"God forbid," said I, "that poor John should fall a victim a second time to treachery or witchcraft," and we hurried home, never halting until we reached my father's house.
On entering the parlour Claribel gave a hasty glance at the glazed cupboard where she had placed the waxen image intended as a likeness of John Archer, and which she had not looked at for ever so long. It was wanting.
"Molly!" she cried, in great anxiety, "where is the waxen image? What can have become of it? Just ask your father if he has removed it."
Now, being winter time, there was a blazing fire in the room, and my father, who was at this time laid up with the gout, would draw himself up to it and smoke his yard of clay. He was absent from the parlour when we entered, but we found his chair ready placed for him.
"Good heavens! Molly, what's this?" cried Claribel, in alarm, as she touched the mantelpiece over the fireplace. "Can it be? No; yes, it is—the waxen image molten away! Who can have done it? Oh, wretched being that I am! Go, and at once, to the house of John, and inquire after his health."
I was preparing to execute her commission, and was just upon setting out alone to John's house, which was not far from our own, when one of the neighbours, a woman—one of the most notorious gossips of the place, whose sole delight was to be the first to deliver bad news—met me at the door as I was just going out.

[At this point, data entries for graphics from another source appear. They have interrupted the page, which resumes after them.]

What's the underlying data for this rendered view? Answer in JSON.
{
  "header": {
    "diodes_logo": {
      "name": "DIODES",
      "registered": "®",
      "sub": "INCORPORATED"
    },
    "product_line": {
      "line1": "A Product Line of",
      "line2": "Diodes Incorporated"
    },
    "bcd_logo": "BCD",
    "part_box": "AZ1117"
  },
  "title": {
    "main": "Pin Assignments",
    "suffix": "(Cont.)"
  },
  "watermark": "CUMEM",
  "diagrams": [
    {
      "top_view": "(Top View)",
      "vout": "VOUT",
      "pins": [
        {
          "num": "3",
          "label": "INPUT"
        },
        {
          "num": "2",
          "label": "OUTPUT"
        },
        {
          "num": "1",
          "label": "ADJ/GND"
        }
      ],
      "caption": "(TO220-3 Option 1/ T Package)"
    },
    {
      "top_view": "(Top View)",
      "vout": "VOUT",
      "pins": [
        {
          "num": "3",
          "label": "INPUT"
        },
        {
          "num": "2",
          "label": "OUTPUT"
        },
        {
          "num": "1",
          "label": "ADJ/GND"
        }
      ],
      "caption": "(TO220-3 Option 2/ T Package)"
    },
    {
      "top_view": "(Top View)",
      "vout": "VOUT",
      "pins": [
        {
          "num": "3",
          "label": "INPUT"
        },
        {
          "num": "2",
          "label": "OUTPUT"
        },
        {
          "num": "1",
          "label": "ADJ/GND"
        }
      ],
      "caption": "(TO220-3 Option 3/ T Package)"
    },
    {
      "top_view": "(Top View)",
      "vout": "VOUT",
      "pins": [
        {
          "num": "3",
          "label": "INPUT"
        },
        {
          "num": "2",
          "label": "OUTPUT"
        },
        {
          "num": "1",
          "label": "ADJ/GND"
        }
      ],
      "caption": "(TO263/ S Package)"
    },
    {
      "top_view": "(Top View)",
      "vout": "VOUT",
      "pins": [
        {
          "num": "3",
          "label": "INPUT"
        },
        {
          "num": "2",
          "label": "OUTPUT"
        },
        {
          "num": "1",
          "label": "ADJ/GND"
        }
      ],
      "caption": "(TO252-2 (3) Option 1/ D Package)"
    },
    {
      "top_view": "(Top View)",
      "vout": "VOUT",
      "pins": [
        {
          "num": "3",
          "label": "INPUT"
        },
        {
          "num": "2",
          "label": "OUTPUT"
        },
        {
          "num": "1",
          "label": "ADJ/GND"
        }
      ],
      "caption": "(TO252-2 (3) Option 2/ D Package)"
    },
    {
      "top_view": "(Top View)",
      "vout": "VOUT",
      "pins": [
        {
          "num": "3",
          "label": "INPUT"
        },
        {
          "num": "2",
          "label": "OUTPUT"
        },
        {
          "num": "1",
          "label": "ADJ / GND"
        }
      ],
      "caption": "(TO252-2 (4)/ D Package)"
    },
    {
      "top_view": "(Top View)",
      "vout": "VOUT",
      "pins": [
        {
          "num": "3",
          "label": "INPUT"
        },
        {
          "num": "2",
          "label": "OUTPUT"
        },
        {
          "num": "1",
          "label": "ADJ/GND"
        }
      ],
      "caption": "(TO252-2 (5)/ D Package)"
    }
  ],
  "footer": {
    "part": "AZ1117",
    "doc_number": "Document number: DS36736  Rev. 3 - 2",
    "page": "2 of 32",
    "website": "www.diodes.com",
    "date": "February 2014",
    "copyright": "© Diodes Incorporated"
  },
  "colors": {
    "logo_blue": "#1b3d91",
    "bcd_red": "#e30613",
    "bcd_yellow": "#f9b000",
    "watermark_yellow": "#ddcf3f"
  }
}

"Oh, Molly my dear, have you heard the sad news? Lack-a-day! who'd have thought it? Oh, lauk-a-daisy-me! poor Claribel! how she will take on about it to be sure!"
"Speak out, woman!" cried Claribel, from the parlour, for she had heard every word through the open door. "Speak out. What has happened?"
"Oh Lord! my dear, that poor young man John Archer, as you appears to have been so fond of well, my dear, he's gone—yes, dead, struck down by a sudden fever, they say—in the very spring-time of his youth; it's hardly a quarter of an hour since, so I thought I'd come at once to tell you."
This communication, partly interrupted by sobs and partly by want of breath, for the bearer of the sad news had set off as fast as her legs could carry her, in order to be the first to communicate it, had a terrible effect on the nervous system of my poor friend Claribel. Forgetting her usual self-composure in her extreme anguish, she gave utterance to a shriek so piercing and doleful, that it seemed to shake the very house to its foundations, and sank back into the nearest chair in a swoon. The scream brought my father to the door to inquire what was the matter, while the good neighbour—for in spite of her mania for delivering bad news, she was still a woman at heart—bustled about to procure restoratives and to sprinkle water on my poor friend's face until she recovered.